The effects of wind shear on rotor aerodynamics

Wind speed and direction variations can affect rotor power, thrust force, and structural loading. The effects of wind shear increase as turbines become larger and extend farther into the atmospheric boundary layer, where wind conditions can be more complex than those in the surface layer. Conventional turbine power models, like those prescribed by the IEC for wind resource assessment, assume incident wind conditions do not affect airfoil efficiency or induced rotor velocity, which determines the coefficient of power. These models are therefore limited in their ability to account for the aerodynamic effects of shear that modify turbine power production. We find that the common rotor-equivalent wind speed (REWS) model predicts power with similar accuracy to estimating power based on hub height wind speed alone. In this study, we investigate an actuator disk in large eddy simulations to resolve the aerodynamic interactions between the disk and inflow wind profiles.
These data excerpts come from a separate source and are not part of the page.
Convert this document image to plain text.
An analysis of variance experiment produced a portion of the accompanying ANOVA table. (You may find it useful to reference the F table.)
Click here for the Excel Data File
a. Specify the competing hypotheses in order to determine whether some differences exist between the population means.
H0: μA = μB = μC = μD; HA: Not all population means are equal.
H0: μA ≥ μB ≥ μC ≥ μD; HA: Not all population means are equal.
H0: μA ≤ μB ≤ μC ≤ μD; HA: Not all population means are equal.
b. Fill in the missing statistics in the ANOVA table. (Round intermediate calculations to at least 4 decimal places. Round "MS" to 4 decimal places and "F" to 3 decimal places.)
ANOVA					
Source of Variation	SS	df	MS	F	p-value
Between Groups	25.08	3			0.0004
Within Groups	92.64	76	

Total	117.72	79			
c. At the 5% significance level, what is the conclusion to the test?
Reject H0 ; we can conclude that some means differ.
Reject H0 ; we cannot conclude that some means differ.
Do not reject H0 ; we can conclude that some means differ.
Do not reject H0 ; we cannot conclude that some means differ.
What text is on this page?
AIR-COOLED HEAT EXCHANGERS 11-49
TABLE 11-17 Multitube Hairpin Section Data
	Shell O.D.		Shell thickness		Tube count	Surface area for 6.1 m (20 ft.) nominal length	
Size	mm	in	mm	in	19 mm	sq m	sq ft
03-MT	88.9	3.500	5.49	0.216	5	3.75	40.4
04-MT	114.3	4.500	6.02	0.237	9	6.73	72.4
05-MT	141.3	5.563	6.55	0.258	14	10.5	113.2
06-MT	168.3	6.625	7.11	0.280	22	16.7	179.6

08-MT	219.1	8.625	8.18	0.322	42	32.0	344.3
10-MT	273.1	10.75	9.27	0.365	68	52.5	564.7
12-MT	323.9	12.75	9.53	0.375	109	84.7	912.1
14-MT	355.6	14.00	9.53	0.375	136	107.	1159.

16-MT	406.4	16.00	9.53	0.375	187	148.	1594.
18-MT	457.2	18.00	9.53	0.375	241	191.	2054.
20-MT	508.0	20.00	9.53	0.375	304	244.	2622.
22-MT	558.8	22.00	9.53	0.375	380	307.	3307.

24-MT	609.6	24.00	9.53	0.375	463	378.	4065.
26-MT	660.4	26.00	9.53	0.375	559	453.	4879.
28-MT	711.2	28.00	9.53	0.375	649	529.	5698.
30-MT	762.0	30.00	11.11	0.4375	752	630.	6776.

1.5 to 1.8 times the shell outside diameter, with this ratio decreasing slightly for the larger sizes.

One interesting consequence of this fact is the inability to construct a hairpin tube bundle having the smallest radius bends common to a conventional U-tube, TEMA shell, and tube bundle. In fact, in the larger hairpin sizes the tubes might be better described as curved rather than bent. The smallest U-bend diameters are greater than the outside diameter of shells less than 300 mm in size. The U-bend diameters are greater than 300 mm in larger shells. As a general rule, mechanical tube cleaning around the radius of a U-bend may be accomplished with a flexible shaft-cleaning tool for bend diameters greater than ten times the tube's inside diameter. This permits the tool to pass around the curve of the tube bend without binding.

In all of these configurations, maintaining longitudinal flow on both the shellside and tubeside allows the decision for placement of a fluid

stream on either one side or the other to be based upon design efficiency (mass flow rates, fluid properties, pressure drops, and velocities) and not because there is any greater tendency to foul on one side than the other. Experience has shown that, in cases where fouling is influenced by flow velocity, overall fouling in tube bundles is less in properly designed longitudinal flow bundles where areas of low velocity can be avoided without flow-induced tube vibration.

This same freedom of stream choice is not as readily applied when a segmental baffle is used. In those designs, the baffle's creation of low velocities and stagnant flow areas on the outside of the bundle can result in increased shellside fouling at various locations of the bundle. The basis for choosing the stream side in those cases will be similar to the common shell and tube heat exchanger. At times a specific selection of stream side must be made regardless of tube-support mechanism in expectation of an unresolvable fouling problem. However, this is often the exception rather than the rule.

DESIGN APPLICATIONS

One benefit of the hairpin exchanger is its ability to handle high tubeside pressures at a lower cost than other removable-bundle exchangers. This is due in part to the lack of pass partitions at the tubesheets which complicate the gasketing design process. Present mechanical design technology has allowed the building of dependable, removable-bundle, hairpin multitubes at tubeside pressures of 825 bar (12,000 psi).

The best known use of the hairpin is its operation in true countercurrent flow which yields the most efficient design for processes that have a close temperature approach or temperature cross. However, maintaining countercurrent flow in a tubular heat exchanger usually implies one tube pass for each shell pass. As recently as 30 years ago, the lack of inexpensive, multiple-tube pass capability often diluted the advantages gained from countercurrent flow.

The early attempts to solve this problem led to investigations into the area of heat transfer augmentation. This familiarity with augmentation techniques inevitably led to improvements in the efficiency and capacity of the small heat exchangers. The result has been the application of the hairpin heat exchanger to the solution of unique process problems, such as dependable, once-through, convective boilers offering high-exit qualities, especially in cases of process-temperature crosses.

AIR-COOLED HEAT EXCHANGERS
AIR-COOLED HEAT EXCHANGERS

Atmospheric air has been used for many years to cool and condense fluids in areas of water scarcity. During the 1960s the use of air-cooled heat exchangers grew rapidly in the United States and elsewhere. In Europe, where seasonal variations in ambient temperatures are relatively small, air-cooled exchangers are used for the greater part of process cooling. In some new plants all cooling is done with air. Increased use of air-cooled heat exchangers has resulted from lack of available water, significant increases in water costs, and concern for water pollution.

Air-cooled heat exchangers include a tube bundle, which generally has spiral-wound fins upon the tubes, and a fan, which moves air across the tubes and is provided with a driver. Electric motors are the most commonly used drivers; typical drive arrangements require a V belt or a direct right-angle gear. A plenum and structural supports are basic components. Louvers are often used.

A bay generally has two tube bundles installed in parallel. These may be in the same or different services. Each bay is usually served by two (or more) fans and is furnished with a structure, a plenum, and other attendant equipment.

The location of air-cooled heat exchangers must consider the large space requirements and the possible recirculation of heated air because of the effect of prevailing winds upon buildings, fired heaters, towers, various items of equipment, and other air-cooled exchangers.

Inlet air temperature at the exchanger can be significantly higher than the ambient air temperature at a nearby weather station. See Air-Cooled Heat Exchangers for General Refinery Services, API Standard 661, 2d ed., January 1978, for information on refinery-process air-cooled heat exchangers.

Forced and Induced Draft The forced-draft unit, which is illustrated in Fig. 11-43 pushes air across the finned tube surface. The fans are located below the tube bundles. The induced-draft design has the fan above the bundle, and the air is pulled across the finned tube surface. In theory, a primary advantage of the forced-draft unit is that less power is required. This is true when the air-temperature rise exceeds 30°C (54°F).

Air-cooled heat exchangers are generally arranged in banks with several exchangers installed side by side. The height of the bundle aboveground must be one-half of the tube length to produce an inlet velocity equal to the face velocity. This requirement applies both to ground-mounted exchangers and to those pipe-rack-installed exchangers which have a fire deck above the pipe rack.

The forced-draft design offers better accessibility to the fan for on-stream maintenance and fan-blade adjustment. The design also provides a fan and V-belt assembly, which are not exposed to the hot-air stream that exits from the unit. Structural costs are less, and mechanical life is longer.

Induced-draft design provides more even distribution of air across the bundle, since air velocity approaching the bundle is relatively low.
These simulations demonstrate that induction increases monotonically as the magnitude of directional shear over the rotor increases, which lowers the disk velocity and power production of the turbine. For wind conditions near uniform, 1D momentum theory overpredicts induction on the rotor by 2%, and underpredicts by as much as 3% as average directional shear over the rotor increases. These results point to coupling between the rotor and sheared inflow wind that causes average induction to deviate nonlinearly from what is predicted by 1D momentum theory.